The new challenge : connected eyewear
Now that Optic 2000 has established itself as market leader, it is addressing the next phase in the eyewear market. Optics are not immune to the tidal wave of the Internet of Things, as eyewear is being identified as a potential recipient of sensors and communications devices. Optic 2000 has therefore released, on the occasion of the CES 2019 in Las Vegas, its new smart glasses. The new product enables driver-fatigue monitoring, so as to address the numerous yearly road casualties in the world, due to drivers falling asleep at the wheel. Additionally, the same smart glasses address the growing silver economy, as position sensors enable automatic signals to be sent, should an elderly person fall. The silver economy website posts : “During the next few decades, the share of global population aged 60 or more is likely to rise to historically unprecedented levels. According to the latest estimates, by 2050 there will be 2 billion people aged over 60 (22% of world population). In 2050, world population is projected to be 3.6 times larger than it was in 1950.” Those same sensors have an industrial application, as workers in remote stations are required to carry a “dead man switch”, which signals Emergency Medical Teams if the worker has fallen and is immobile. Numerous other market segments will be addressed by Optic 2000 in coming years.

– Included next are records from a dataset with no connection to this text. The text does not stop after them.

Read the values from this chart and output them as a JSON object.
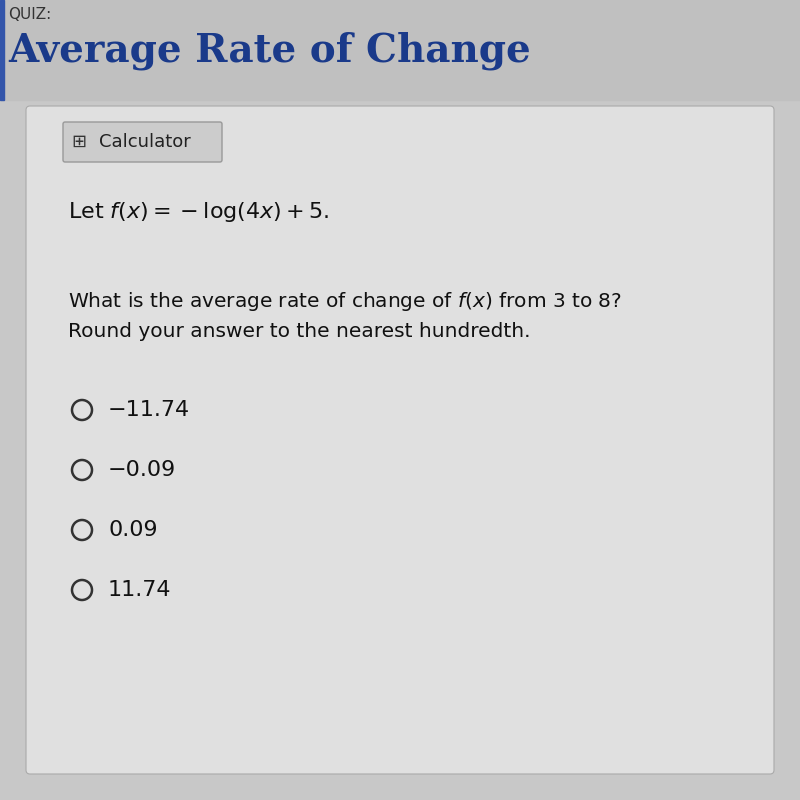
{
  "quiz_label": "QUIZ:",
  "title": "Average Rate of Change",
  "title_color": "#1a3a8a",
  "quiz_label_color": "#333333",
  "bg_color": "#c8c8c8",
  "card_color": "#e0e0e0",
  "calculator_icon": "Calculator",
  "equation_text": "Let $f(x) = -\\log(4x) + 5.$",
  "question_line1": "What is the average rate of change of $f(x)$ from 3 to 8?",
  "question_line2": "Round your answer to the nearest hundredth.",
  "choices_display": [
    "-11.74",
    "-0.09",
    "0.09",
    "11.74"
  ]
}
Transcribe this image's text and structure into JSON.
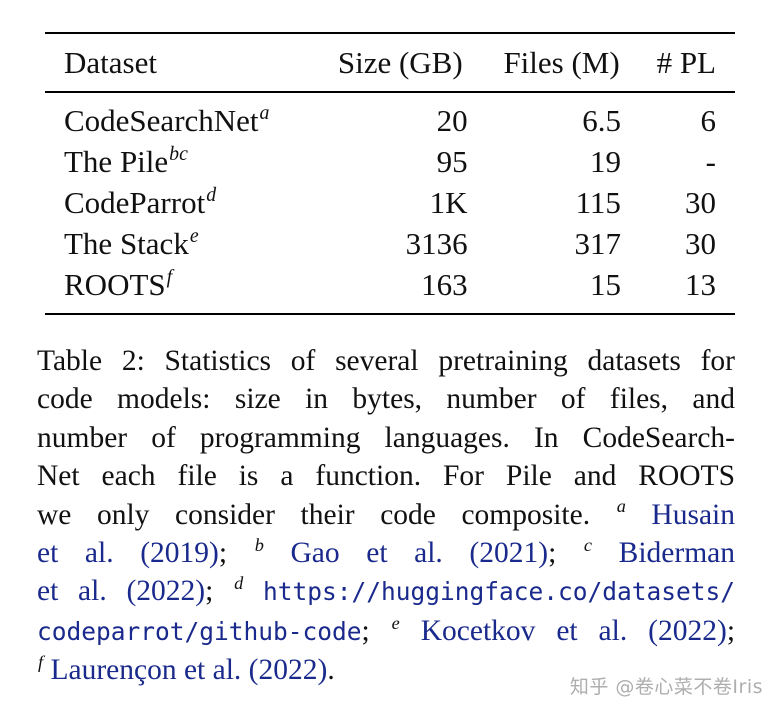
{
  "table": {
    "headers": [
      "Dataset",
      "Size (GB)",
      "Files (M)",
      "# PL"
    ],
    "rows": [
      {
        "name": "CodeSearchNet",
        "sup": "a",
        "size": "20",
        "files": "6.5",
        "pl": "6"
      },
      {
        "name": "The Pile",
        "sup": "bc",
        "size": "95",
        "files": "19",
        "pl": "-"
      },
      {
        "name": "CodeParrot",
        "sup": "d",
        "size": "1K",
        "files": "115",
        "pl": "30"
      },
      {
        "name": "The Stack",
        "sup": "e",
        "size": "3136",
        "files": "317",
        "pl": "30"
      },
      {
        "name": "ROOTS",
        "sup": "f",
        "size": "163",
        "files": "15",
        "pl": "13"
      }
    ]
  },
  "caption": {
    "l1": "Table 2: Statistics of several pretraining datasets for",
    "l2": "code models: size in bytes, number of files, and",
    "l3": "number of programming languages. In CodeSearch-",
    "l4": "Net each file is a function. For Pile and ROOTS",
    "l5_text": "we only consider their code composite.",
    "l5_sup": "a",
    "l5_cite": "Husain",
    "l6_cite1": "et al. (2019)",
    "l6_sep1": ";",
    "l6_sup": "b",
    "l6_cite2": "Gao et al. (2021)",
    "l6_sep2": ";",
    "l6_sup2": "c",
    "l6_cite3": "Biderman",
    "l7_cite": "et al. (2022)",
    "l7_sep": ";",
    "l7_sup": "d",
    "l7_url": "https://huggingface.co/datasets/",
    "l8_url": "codeparrot/github-code",
    "l8_sep": ";",
    "l8_sup": "e",
    "l8_cite": "Kocetkov et al. (2022)",
    "l8_end": ";",
    "l9_sup": "f",
    "l9_cite": "Laurençon et al. (2022)",
    "l9_end": "."
  },
  "watermark": "知乎 @卷心菜不卷Iris"
}
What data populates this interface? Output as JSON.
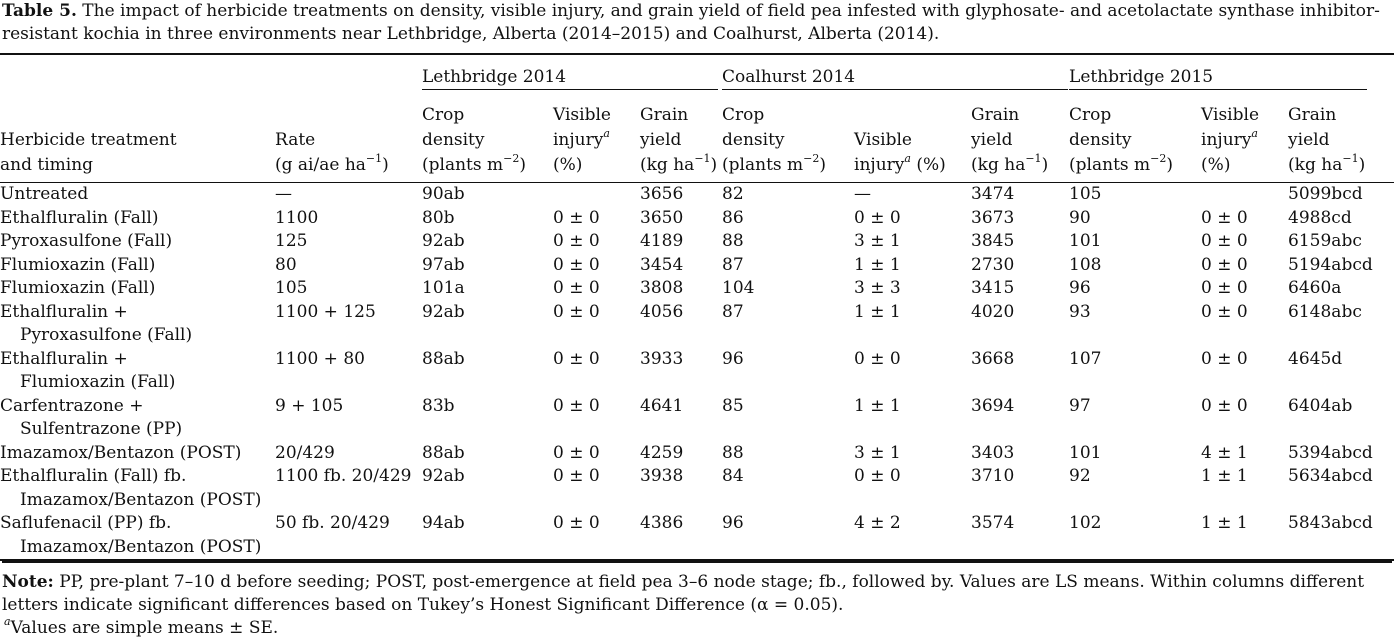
{
  "caption": {
    "label": "Table 5.",
    "text": " The impact of herbicide treatments on density, visible injury, and grain yield of field pea infested with glyphosate- and acetolactate synthase inhibitor-resistant kochia in three environments near Lethbridge, Alberta (2014–2015) and Coalhurst, Alberta (2014)."
  },
  "groups": [
    "Lethbridge 2014",
    "Coalhurst 2014",
    "Lethbridge 2015"
  ],
  "headers": {
    "treatment": [
      "Herbicide treatment",
      "and timing"
    ],
    "rate": [
      "Rate",
      "(g ai/ae ha",
      "−1",
      ")"
    ],
    "density": [
      "Crop",
      "density",
      "(plants m",
      "−2",
      ")"
    ],
    "injury": [
      "Visible",
      "injury",
      "a",
      "(%)"
    ],
    "yield": [
      "Grain",
      "yield",
      "(kg ha",
      "−1",
      ")"
    ]
  },
  "rows": [
    {
      "t1": "Untreated",
      "t2": "",
      "rate": "—",
      "v": [
        "90ab",
        "",
        "3656",
        "82",
        "—",
        "3474",
        "105",
        "",
        "5099bcd"
      ]
    },
    {
      "t1": "Ethalfluralin (Fall)",
      "t2": "",
      "rate": "1100",
      "v": [
        "80b",
        "0 ± 0",
        "3650",
        "86",
        "0 ± 0",
        "3673",
        "90",
        "0 ± 0",
        "4988cd"
      ]
    },
    {
      "t1": "Pyroxasulfone (Fall)",
      "t2": "",
      "rate": "125",
      "v": [
        "92ab",
        "0 ± 0",
        "4189",
        "88",
        "3 ± 1",
        "3845",
        "101",
        "0 ± 0",
        "6159abc"
      ]
    },
    {
      "t1": "Flumioxazin (Fall)",
      "t2": "",
      "rate": "80",
      "v": [
        "97ab",
        "0 ± 0",
        "3454",
        "87",
        "1 ± 1",
        "2730",
        "108",
        "0 ± 0",
        "5194abcd"
      ]
    },
    {
      "t1": "Flumioxazin (Fall)",
      "t2": "",
      "rate": "105",
      "v": [
        "101a",
        "0 ± 0",
        "3808",
        "104",
        "3 ± 3",
        "3415",
        "96",
        "0 ± 0",
        "6460a"
      ]
    },
    {
      "t1": "Ethalfluralin +",
      "t2": "Pyroxasulfone (Fall)",
      "rate": "1100 + 125",
      "v": [
        "92ab",
        "0 ± 0",
        "4056",
        "87",
        "1 ± 1",
        "4020",
        "93",
        "0 ± 0",
        "6148abc"
      ]
    },
    {
      "t1": "Ethalfluralin +",
      "t2": "Flumioxazin (Fall)",
      "rate": "1100 + 80",
      "v": [
        "88ab",
        "0 ± 0",
        "3933",
        "96",
        "0 ± 0",
        "3668",
        "107",
        "0 ± 0",
        "4645d"
      ]
    },
    {
      "t1": "Carfentrazone +",
      "t2": "Sulfentrazone (PP)",
      "rate": "9 + 105",
      "v": [
        "83b",
        "0 ± 0",
        "4641",
        "85",
        "1 ± 1",
        "3694",
        "97",
        "0 ± 0",
        "6404ab"
      ]
    },
    {
      "t1": "Imazamox/Bentazon (POST)",
      "t2": "",
      "rate": "20/429",
      "v": [
        "88ab",
        "0 ± 0",
        "4259",
        "88",
        "3 ± 1",
        "3403",
        "101",
        "4 ± 1",
        "5394abcd"
      ]
    },
    {
      "t1": "Ethalfluralin (Fall) fb.",
      "t2": "Imazamox/Bentazon (POST)",
      "rate": "1100 fb. 20/429",
      "v": [
        "92ab",
        "0 ± 0",
        "3938",
        "84",
        "0 ± 0",
        "3710",
        "92",
        "1 ± 1",
        "5634abcd"
      ]
    },
    {
      "t1": "Saflufenacil (PP) fb.",
      "t2": "Imazamox/Bentazon (POST)",
      "rate": "50 fb. 20/429",
      "v": [
        "94ab",
        "0 ± 0",
        "4386",
        "96",
        "4 ± 2",
        "3574",
        "102",
        "1 ± 1",
        "5843abcd"
      ]
    }
  ],
  "notes": {
    "label": "Note:",
    "text": " PP, pre-plant 7–10 d before seeding; POST, post-emergence at field pea 3–6 node stage; fb., followed by. Values are LS means. Within columns different letters indicate significant differences based on Tukey’s Honest Significant Difference (α = 0.05).",
    "foot_mark": "a",
    "foot_text": "Values are simple means ± SE."
  }
}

A new powerhouse on the global market?
Optic 2000, once again, is not acting on a whim, but on the basis of a strategic analysis. General secretary Yves Guénin says “We already know for a fact that French tech is universally recognized. We also know that the population in need of eyewear will grow steadily in the decades to come. I am convinced that Optic 2000 has a big role to play on the international market, whichever the segment. We have the technology, and we have the resolve”. The European eyewear market has indeed started consolidating in recent years, due to its tricky position between American and Chinese competitors - namely with the merger of French and Italian eyewear manufacturers, Essilor and Luxottica. French and European eyewear specialist are therefore slowly going to start turning their attention to foreign markets in coming years, and Optic 2000 has already gotten into position for this new challenge. The firm became international in 1999, when it addressed the Swiss market.
Optic 2000 has always been accustomed to the balancing act, between style and performance, as its development on the French market was subjected to constant technological innovation in optics, and rapidly-changing fashion. The integration of a third parameter, electronics, into its marketing drive should therefore be well within management’s capabilities. And, with a flourishing global market, the firm will have plenty of opportunities to serve the public.